Está colándose la nieve en el Hummer, humedeciendo el interior.

—¿Cómo me has encontrado? —pregunta Lucy.

—Volví a tu casa, pero ya te habías ido. He seguido tus pisadas en la nieve y me han conducido hasta aquí. ¿Qué número calzas? ¿Un treinta y ocho? No ha sido difícil.

—En fin, siento lo de…

—Por favor —la interrumpe Stevie con intensidad, con fuerza—. Ya sé que no soy simplemente otra muesca en tu cinturón, como dicen.

—No me interesan esas cosas —dice Lucy, pero no es cierto.

Lo sabe, aunque jamás se lo habría dicho de ese modo. Se siente mal por Stevie. Se siente mal por su tía, por Johnny, por todas las personas a las que les ha fallado.

—Hay quien dirá que tú sí que eres una muesca en mi cinturón —comenta Stevie en tono jocoso, seductor, y Lucy no desea experimentar la misma sensación de nuevo.

Stevie es otra vez la persona segura de sí misma, otra vez la mujer llena de secretos, otra vez increíblemente atractiva.

Lucy hace un esfuerzo para meter la marcha atrás mientras sigue colándose la nieve. Le duele la cara por el aguijoneo de la nieve y del viento que sopla desde el agua.

Stevie rebusca en el bolsillo de su abrigo, saca un papelito y se lo pasa por la ventanilla abierta.

—Es mi número de teléfono —dice.

El código de zona es el 617, el área de Boston. Stevie no le había dicho en ningún momento dónde vivía; Lucy tampoco se lo había preguntado.

—Eso es todo lo que quería decirte —dice Stevie—. Y feliz San Valentín.

Se miran la una a la otra a través de la ventanilla abierta, con el motor ronroneando, la nieve cayendo y adhiriéndose al abrigo negro de Stevie. Es preciosa, y Lucy siente lo mismo que sintió en Lorraine’s. Creía que la sensación había desaparecido. Pero vuelve a notarla.

—Yo no soy como las demás —le asegura Stevie mirándola a los ojos.

—Es cierto.

—Mi número de móvil —dice Stevie—. De hecho vivo en Florida.

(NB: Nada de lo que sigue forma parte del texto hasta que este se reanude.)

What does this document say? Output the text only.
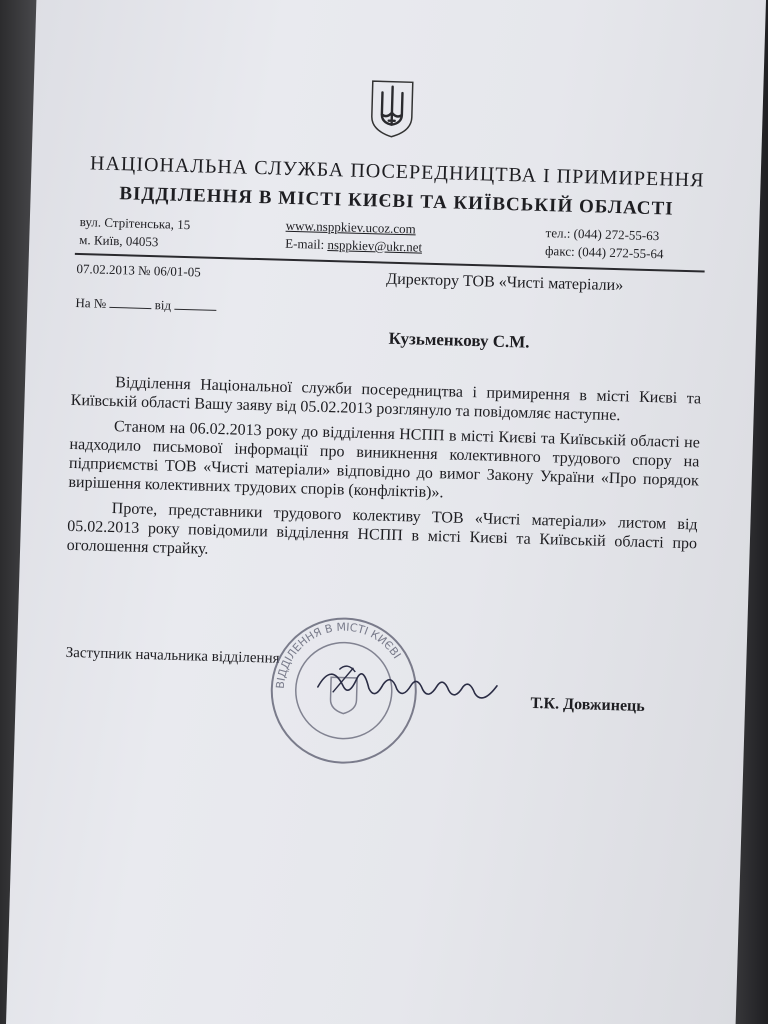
НАЦІОНАЛЬНА СЛУЖБА ПОСЕРЕДНИЦТВА І ПРИМИРЕННЯ
ВІДДІЛЕННЯ В МІСТІ КИЄВІ ТА КИЇВСЬКІЙ ОБЛАСТІ
вул. Стрітенська, 15
м. Київ, 04053
www.nsppkiev.ucoz.com
E-mail: nsppkiev@ukr.net
тел.: (044) 272-55-63
факс: (044) 272-55-64
07.02.2013 № 06/01-05
Директору ТОВ «Чисті матеріали»
На №	від
Кузьменкову С.М.

Відділення Національної служби посередництва і примирення в місті Києві та Київській області Вашу заяву від 05.02.2013 розглянуло та повідомляє наступне.

Станом на 06.02.2013 року до відділення НСПП в місті Києві та Київській області не надходило письмової інформації про виникнення колективного трудового спору на підприємстві ТОВ «Чисті матеріали» відповідно до вимог Закону України «Про порядок вирішення колективних трудових спорів (конфліктів)».

Проте, представники трудового колективу ТОВ «Чисті матеріали» листом від 05.02.2013 року повідомили відділення НСПП в місті Києві та Київській області про оголошення страйку.

Заступник начальника відділення
ВІДДІЛЕННЯ В МІСТІ КИЄВІ
Т.К. Довжинець
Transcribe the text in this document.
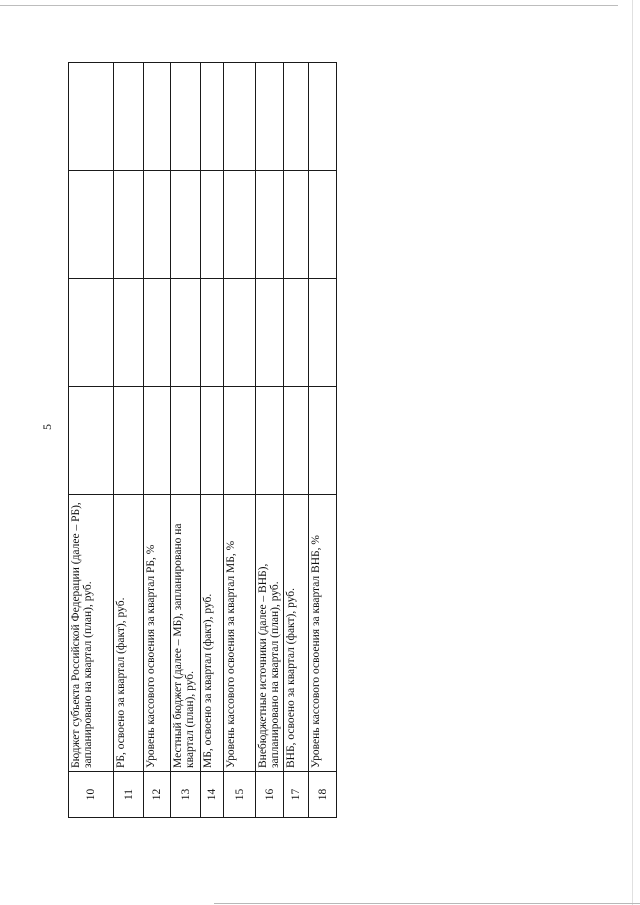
5
10	Бюджет субъекта Российской Федерации (далее – РБ), запланировано на квартал (план), руб.				
11	РБ, освоено за квартал (факт), руб.				
12	Уровень кассового освоения за квартал РБ, %				
13	Местный бюджет (далее – МБ), запланировано на квартал (план), руб.				
14	МБ, освоено за квартал (факт), руб.				
15	Уровень кассового освоения за квартал МБ, %				
16	Внебюджетные источники (далее – ВНБ), запланировано на квартал (план), руб.				
17	ВНБ, освоено за квартал (факт), руб.				
18	Уровень кассового освоения за квартал ВНБ, %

Cuando salí de Harvard no me tomé la molestia de cambiar mi número de móvil. No importa. Es por los minutos gratis, ya sabes.

—¿Has ido a Harvard?

—No suelo mencionarlo. Puede enfriar a la gente.

—¿En qué parte de Florida vives?

—En Gainesville —responde Stevie—. Feliz San Valentín —repite—. Espero que sea el más especial de toda tu vida.